Some gruesome application of these last words to her own case took place in Kate's mind against her will. Stifling a sigh, she said buoyantly:

“Well, let him! Compared with other things, it doesn't matter much!”

Colin, unaware of the shiver Kate was stifling with these unusually philistine sentiments, remonstrated:

“It does matter, Kate, a good deal, if valuable antiquities are allowed to be destroyed by avaricious ignoramuses!”

“Compared with life and death, it doesn't matter!”

“Perhaps not. But nobody's life's in danger, is it?”

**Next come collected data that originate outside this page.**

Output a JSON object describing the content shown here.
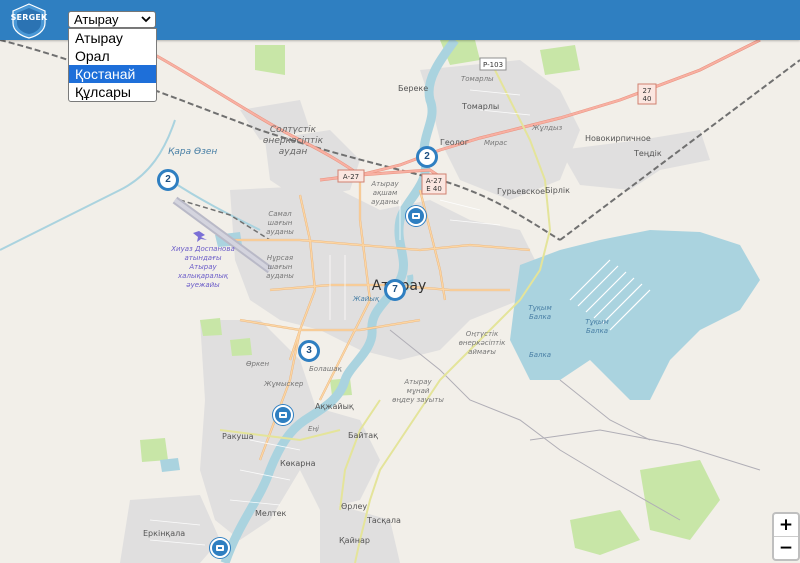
{
  "header": {
    "logo_text": "SERGEK",
    "city_select": {
      "value": "Атырау",
      "options": [
        "Атырау",
        "Орал",
        "Қостанай",
        "Құлсары"
      ],
      "highlighted": "Қостанай"
    }
  },
  "map": {
    "place_labels": {
      "kara_ozen": "Қара Өзен",
      "soltustik_1": "Солтүстік",
      "soltustik_2": "өнеркәсіптік",
      "soltustik_3": "аудан",
      "bereke": "Береке",
      "tomarly_small": "Томарлы",
      "tomarly": "Томарлы",
      "geolog": "Геолог",
      "miras": "Мирас",
      "zhuldyz": "Жұлдыз",
      "novokirpichnoe": "Новокирпичное",
      "tendik": "Теңдік",
      "guryevskoe": "Гурьевское",
      "birlik": "Бірлік",
      "atyrau_district_1": "Атырау",
      "atyrau_district_2": "ақшам",
      "atyrau_district_3": "ауданы",
      "samal_1": "Самал",
      "samal_2": "шағын",
      "samal_3": "ауданы",
      "nursaya_1": "Нұрсая",
      "nursaya_2": "шағын",
      "nursaya_3": "ауданы",
      "airport_1": "Хиуаз Доспанова",
      "airport_2": "атындағы",
      "airport_3": "Атырау",
      "airport_4": "халықаралық",
      "airport_5": "әуежайы",
      "city": "Атырау",
      "zhaiyk": "Жайық",
      "tukym_1": "Тұқым",
      "tukym_2": "Балка",
      "tukym_3": "Балка",
      "tukym_4": "Тұқым",
      "tukym_5": "Балка",
      "ontustik_1": "Оңтүстік",
      "ontustik_2": "өнеркәсіптік",
      "ontustik_3": "аймағы",
      "orken": "Өркен",
      "zhumysker": "Жұмыскер",
      "bolashak": "Болашақ",
      "atyrau_zauyt_1": "Атырау",
      "atyrau_zauyt_2": "мұнай",
      "atyrau_zauyt_3": "өңдеу зауыты",
      "akzhaiyk": "Ақжайық",
      "eng": "Еңі",
      "bayitakh": "Байтақ",
      "rakusha": "Ракуша",
      "kokarna": "Көкарна",
      "orley": "Өрлеу",
      "meltek": "Мелтек",
      "taskala": "Тасқала",
      "erkinkala": "Еркінқала",
      "kaynar": "Қайнар"
    },
    "road_shields": {
      "r103": "Р-103",
      "r27_40_top": "27",
      "r27_40_bottom": "40",
      "a27": "А-27",
      "a27_e40_top": "А-27",
      "a27_e40_bottom": "Е 40"
    },
    "cluster_markers": {
      "west": "2",
      "north": "2",
      "center": "7",
      "southwest": "3"
    }
  },
  "zoom": {
    "in_label": "+",
    "out_label": "−"
  },
  "colors": {
    "header_bg": "#2f7fc1",
    "marker_blue": "#2f7fc1",
    "water": "#aad3df",
    "land": "#f2efe9",
    "residential": "#e0dfdf",
    "primary_road": "#fcd6a4",
    "secondary_road": "#f7fabf",
    "trunk_road": "#f8b0a3",
    "railway": "#707070"
  }
}
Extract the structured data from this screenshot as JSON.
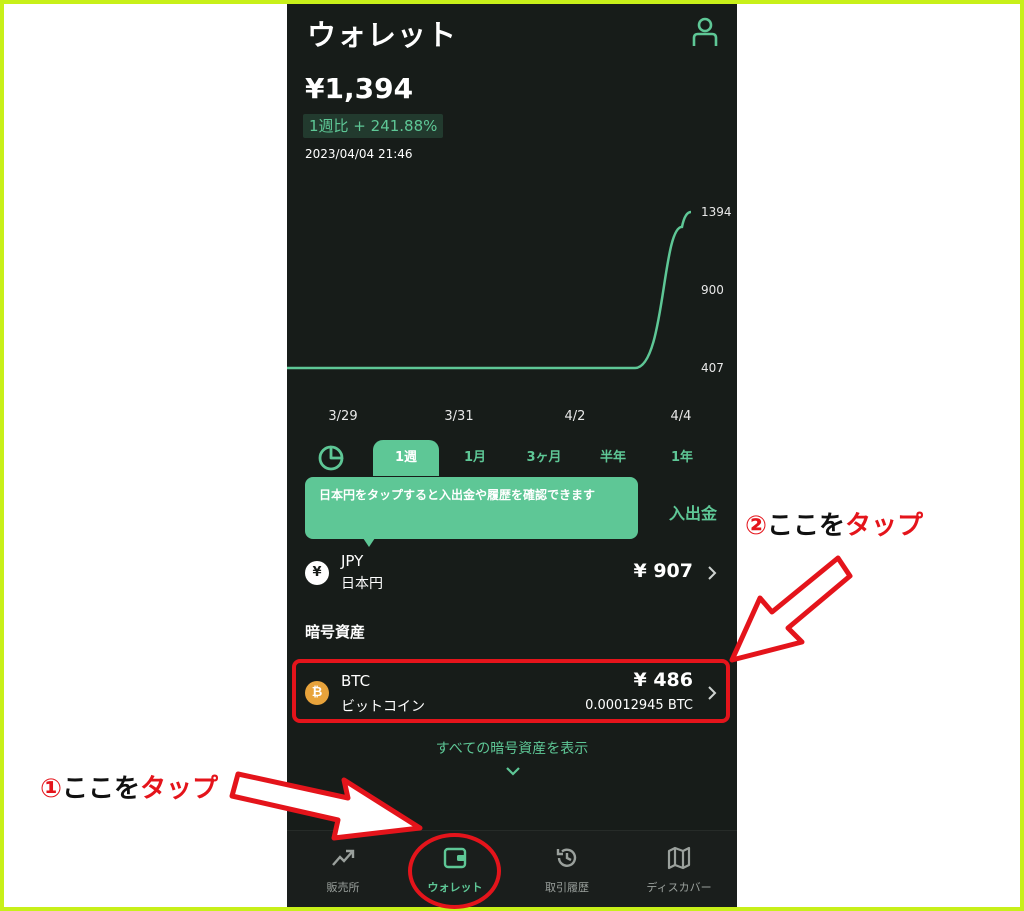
{
  "header": {
    "title": "ウォレット",
    "account_icon": "user-icon"
  },
  "summary": {
    "balance": "¥1,394",
    "weekly_change": "1週比 + 241.88%",
    "timestamp": "2023/04/04 21:46"
  },
  "chart_data": {
    "type": "line",
    "x": [
      "3/29",
      "3/30",
      "3/31",
      "4/1",
      "4/2",
      "4/3",
      "4/3 12:00",
      "4/4",
      "4/4 21:46"
    ],
    "values": [
      407,
      407,
      407,
      407,
      407,
      407,
      407,
      1300,
      1394
    ],
    "x_tick_labels": [
      "3/29",
      "3/31",
      "4/2",
      "4/4"
    ],
    "y_tick_labels": [
      "1394",
      "900",
      "407"
    ],
    "ylim": [
      407,
      1394
    ],
    "line_color": "#5ec796",
    "grid": false
  },
  "period_tabs": [
    {
      "label": "1週",
      "active": true
    },
    {
      "label": "1月",
      "active": false
    },
    {
      "label": "3ヶ月",
      "active": false
    },
    {
      "label": "半年",
      "active": false
    },
    {
      "label": "1年",
      "active": false
    }
  ],
  "tooltip": {
    "text": "日本円をタップすると入出金や履歴を確認できます"
  },
  "deposit_button": "入出金",
  "fiat": {
    "code": "JPY",
    "name": "日本円",
    "value": "¥ 907",
    "icon_glyph": "¥"
  },
  "crypto_section": {
    "title": "暗号資産",
    "items": [
      {
        "code": "BTC",
        "name": "ビットコイン",
        "value": "¥ 486",
        "amount": "0.00012945 BTC",
        "icon_glyph": "₿"
      }
    ],
    "show_all": "すべての暗号資産を表示"
  },
  "bottom_nav": [
    {
      "label": "販売所",
      "icon": "trend-up-icon",
      "active": false
    },
    {
      "label": "ウォレット",
      "icon": "wallet-icon",
      "active": true
    },
    {
      "label": "取引履歴",
      "icon": "history-icon",
      "active": false
    },
    {
      "label": "ディスカバー",
      "icon": "map-icon",
      "active": false
    }
  ],
  "annotations": {
    "step1_num": "①",
    "step1_text": "ここを",
    "step1_action": "タップ",
    "step2_num": "②",
    "step2_text": "ここを",
    "step2_action": "タップ"
  },
  "colors": {
    "accent": "#5ec796",
    "background": "#171c19",
    "annotation_red": "#e4141b",
    "frame": "#c8f019",
    "btc": "#e8a33b"
  }
}
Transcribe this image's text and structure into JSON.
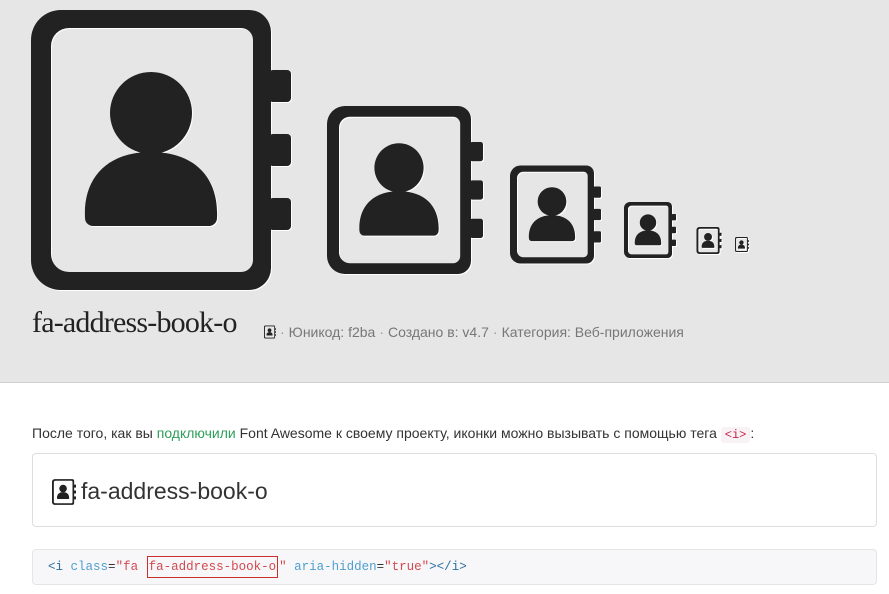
{
  "page": {
    "icon_name": "address-book-o-icon",
    "icon_color": "#222222",
    "accent_link_color": "#2e9e5b"
  },
  "hero": {
    "title": "fa-address-book-o",
    "meta": {
      "unicode_label": "Юникод: f2ba",
      "created_label": "Создано в: v4.7",
      "category_label": "Категория: Веб-приложения",
      "separator": "·"
    }
  },
  "intro": {
    "text_before": "После того, как вы ",
    "link_text": "подключили",
    "text_after": " Font Awesome к своему проекту, иконки можно вызывать с помощью тега ",
    "tag_code": "<i>",
    "text_end": ":"
  },
  "demo": {
    "label": "fa-address-book-o"
  },
  "code": {
    "open_bracket": "<",
    "tag": "i",
    "class_attr": " class",
    "eq1": "=",
    "class_value_start": "\"fa ",
    "class_value_highlight": "fa-address-book-o",
    "class_value_end": "\"",
    "aria_attr": " aria-hidden",
    "eq2": "=",
    "aria_value": "\"true\"",
    "close_open": "></",
    "close_tag": "i",
    "close_end": ">"
  }
}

“Yes! Sidney Brentwood's is! And here we stand talking about bones that have been buried about three thousand years as if they mattered! Colin, that man I saw at Hymns Bank
wasn't
Dai Lewis!”

“So I gather.”

“Why did he pretend he was?”

“He didn't want you to know who he really was, I suppose. And he wanted you to go away without suspecting anything seriously wrong.”

“He didn't want me to see him. Was that because I should have recognised him if I had?”

“Either that, or he was afraid you might see him later and recognise him.”

“And he didn't want me to see into that upstairs room. What had he got there? Not ferrets!”

“Probably something more incriminating than ferrets.”

“Such as?”

“Well, say, an apparatus for signalling to the enemy. You saw a light flickering from the house, didn't you? Perhaps a secret radio transmitter too.”

“Ronnie said he heard a clicking noise coming from the house,” said Kate thoughtfully.

“Well, there you are. I doubt if whatever's going on there has anything to do with your Sidney, Kate.”

“But the green tinfoil! He had been there!”

“Perhaps. But keeping a small boy prisoner—if Sidney is being kept a prisoner—certainly isn't the
raison d'être
of what's going on at Hymns Bank.”

“Well, I'm here to look for Sidney, and I must follow up every possibility.”

“Kate,” said Colin earnestly, “if you want to find Sidney, the first essential is, not to lose yourself. Don't take absurd risks. Every soldier, everybody's who's got a serious job on hand, knows better than that. Don't go to Hymns Bank again alone. Let me go with you. Or let me go instead of you. But don't go alone. Promise.”